芸術学院の芸人が演じるダミツェ・ンガ・チャム


これは、12人の踊り手が演じる宗教的な仮面舞踊です。演者は必ずしも僧というわけではなく、一般人でもこの舞踊を演じることができます。踊り手は、豪華な絹と錦のローブを身にまといます。仮面は、神々の様々な姿を現しています。
選定の理由

他の地域で演じられる宗教的な仮面舞踊と異なり、ダミツェ・ンガ・チャムは、現代のブータン王族の先祖であり、埋蔵宝典発掘者だった高僧ペマ・リンパによって作り上げられた土着の舞踊です。他の舞踊に比べ、埋蔵宝典に関わる仮面舞踊は、非常に神聖で深遠なものとされ、人々に崇敬されています。こうした舞踊は、普通の人々が創作できるものではないため、密教教義を深く学んでいない限り、舞踊の意味を解説することはできません。
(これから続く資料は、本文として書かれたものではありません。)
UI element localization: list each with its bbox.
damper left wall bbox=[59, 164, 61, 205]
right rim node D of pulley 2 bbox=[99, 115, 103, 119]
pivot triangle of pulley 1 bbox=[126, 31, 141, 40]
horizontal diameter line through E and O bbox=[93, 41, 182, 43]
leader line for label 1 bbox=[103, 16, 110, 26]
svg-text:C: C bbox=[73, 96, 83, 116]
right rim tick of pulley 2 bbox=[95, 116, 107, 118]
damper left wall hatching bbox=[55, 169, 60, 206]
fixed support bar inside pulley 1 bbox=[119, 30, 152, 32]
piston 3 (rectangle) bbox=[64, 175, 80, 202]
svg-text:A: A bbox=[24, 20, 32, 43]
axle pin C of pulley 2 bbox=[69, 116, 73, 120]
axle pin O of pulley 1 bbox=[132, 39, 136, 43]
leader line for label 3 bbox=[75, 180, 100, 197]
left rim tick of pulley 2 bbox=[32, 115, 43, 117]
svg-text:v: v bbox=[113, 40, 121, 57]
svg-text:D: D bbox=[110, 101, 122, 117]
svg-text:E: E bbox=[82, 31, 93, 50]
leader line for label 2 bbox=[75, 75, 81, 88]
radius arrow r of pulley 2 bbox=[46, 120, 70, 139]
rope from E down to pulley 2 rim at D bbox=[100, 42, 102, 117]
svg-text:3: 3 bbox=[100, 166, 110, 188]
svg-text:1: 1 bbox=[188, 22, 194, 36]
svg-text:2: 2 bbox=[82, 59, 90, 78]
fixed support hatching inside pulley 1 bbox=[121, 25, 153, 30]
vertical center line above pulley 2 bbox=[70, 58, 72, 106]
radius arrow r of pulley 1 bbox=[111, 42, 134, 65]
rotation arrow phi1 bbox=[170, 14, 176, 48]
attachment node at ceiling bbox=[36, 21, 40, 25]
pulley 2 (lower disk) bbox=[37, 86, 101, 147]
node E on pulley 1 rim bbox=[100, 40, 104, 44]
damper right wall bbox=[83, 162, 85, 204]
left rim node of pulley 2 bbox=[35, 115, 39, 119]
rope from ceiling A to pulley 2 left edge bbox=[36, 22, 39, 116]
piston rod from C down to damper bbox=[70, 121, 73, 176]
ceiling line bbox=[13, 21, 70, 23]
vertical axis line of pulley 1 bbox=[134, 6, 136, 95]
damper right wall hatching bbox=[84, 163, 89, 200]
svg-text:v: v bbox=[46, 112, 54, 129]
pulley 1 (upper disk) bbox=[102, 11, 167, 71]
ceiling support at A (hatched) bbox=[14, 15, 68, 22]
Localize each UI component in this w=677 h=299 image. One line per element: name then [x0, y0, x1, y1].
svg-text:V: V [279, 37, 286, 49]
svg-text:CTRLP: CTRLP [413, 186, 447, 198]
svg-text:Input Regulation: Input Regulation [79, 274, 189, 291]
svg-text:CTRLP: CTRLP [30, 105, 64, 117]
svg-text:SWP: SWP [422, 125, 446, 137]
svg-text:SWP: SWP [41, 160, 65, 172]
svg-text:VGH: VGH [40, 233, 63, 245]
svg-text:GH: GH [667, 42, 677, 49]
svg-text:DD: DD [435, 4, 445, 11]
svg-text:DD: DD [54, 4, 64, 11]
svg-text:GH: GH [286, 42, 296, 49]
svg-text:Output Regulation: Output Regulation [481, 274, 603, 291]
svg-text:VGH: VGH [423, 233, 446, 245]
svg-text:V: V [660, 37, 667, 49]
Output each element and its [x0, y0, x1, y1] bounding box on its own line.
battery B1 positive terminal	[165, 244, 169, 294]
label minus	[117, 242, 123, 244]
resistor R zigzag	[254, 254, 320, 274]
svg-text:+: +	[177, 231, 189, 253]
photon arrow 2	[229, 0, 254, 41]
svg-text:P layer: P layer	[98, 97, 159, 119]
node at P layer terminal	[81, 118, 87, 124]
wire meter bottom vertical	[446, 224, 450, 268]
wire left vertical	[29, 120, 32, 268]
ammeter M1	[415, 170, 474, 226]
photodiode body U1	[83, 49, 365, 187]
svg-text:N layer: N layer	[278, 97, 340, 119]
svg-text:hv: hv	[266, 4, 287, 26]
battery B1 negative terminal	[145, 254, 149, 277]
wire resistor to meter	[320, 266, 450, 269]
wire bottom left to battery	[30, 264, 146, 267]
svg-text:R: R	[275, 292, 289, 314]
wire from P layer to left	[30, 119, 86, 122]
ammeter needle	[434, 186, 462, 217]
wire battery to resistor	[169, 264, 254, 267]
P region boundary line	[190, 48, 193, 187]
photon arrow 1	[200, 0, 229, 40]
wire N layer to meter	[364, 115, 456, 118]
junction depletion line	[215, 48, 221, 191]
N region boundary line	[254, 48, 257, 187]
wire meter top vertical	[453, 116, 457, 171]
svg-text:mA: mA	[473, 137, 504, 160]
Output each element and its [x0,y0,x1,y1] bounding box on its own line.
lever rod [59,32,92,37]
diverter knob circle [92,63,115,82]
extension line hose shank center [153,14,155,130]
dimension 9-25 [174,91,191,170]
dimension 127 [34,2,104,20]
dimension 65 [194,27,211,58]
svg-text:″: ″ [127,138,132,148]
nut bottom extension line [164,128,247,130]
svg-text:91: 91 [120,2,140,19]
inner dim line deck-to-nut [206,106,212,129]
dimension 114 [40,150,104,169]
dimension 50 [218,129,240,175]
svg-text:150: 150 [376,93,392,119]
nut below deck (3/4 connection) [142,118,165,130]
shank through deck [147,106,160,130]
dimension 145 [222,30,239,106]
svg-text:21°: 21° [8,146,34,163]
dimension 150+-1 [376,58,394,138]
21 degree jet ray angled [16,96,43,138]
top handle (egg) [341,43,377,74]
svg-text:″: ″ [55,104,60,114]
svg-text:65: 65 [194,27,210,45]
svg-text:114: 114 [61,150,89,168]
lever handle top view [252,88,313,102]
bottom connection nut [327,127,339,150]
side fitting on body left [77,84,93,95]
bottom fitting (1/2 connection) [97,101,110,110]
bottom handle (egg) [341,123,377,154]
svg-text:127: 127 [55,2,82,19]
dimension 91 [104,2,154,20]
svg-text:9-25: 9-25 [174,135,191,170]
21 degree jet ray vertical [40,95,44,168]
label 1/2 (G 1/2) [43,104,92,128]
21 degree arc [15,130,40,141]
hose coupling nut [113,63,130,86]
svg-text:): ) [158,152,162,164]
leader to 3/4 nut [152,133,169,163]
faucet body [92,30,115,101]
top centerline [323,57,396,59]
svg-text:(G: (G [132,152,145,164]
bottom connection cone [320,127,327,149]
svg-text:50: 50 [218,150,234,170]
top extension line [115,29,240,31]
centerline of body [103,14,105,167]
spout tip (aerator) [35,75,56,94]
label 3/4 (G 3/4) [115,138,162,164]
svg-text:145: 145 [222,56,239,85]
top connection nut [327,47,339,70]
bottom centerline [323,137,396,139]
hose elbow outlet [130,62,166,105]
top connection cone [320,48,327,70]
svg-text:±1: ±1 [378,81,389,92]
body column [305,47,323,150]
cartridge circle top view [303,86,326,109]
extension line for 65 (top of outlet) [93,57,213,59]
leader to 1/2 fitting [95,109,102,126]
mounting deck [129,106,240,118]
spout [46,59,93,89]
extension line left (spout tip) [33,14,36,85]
したがって、データバンクに登録するべきと言えます。

演じられている地域/場所

この宗教仮面舞踊は、ブータン東部のモンガル県にあるダミツェという村で生まれました。

芸能の基本要素

舞踊、音楽、演劇

詳細

ダミツェ・ンガ・チャムは、ブータン暦の10日に行われるツェチュなどの宗教的な祭りで行われる重要な宗教的仮面舞踊の1つとなっています。

特徴
ダミツェ・ンガ・チャムの上演地域は、特に1カ所に限定されておらず、宗教的な祭りやその他特別な行事のときに、ブータン全国で広く演じられます。

踊り手は、衣装一式を身に着けると、自らを神として思い描かなければなりません。左手には大きな太鼓を持ち、右手には太鼓のバチを持ちます。仮面は、様々な動物をかたどった色とりどりのものです。この踊りはまさに、サンドク・ペルリ(Zangdog Pelri)と呼ばれる天界で行われる舞踊を劇形式で描写しています。サンドク・ペルリは、第二のブッダであるグル・パドマサンバヴァ(Guru Padmasambhava)の天空の宮殿である荘厳な銅色の山で、そこでは、グルの従者である踊り手たちが豪華な宝石で身を飾っていると言われます。この舞踊を目にし、その太鼓の音を耳にするだけで、霊的成就の効果があると信じられています。

歴史
偉大なる埋蔵宝典発掘者ペマ・リンパの末裔であるチョルテン・サンモという尼僧が16世紀、ブータン東部のダミツェの僧院で暮らしていました。彼女の兄であり、学識の深い僧であったクンガ・ギェルツェンは、グル・パドマサンバヴァ、別名グル・リンポチェの姿を何度も見て、その教えを聞いたばかりか、自身の持つ奇跡的な力を通じて、サンドペルリを度々訪れました。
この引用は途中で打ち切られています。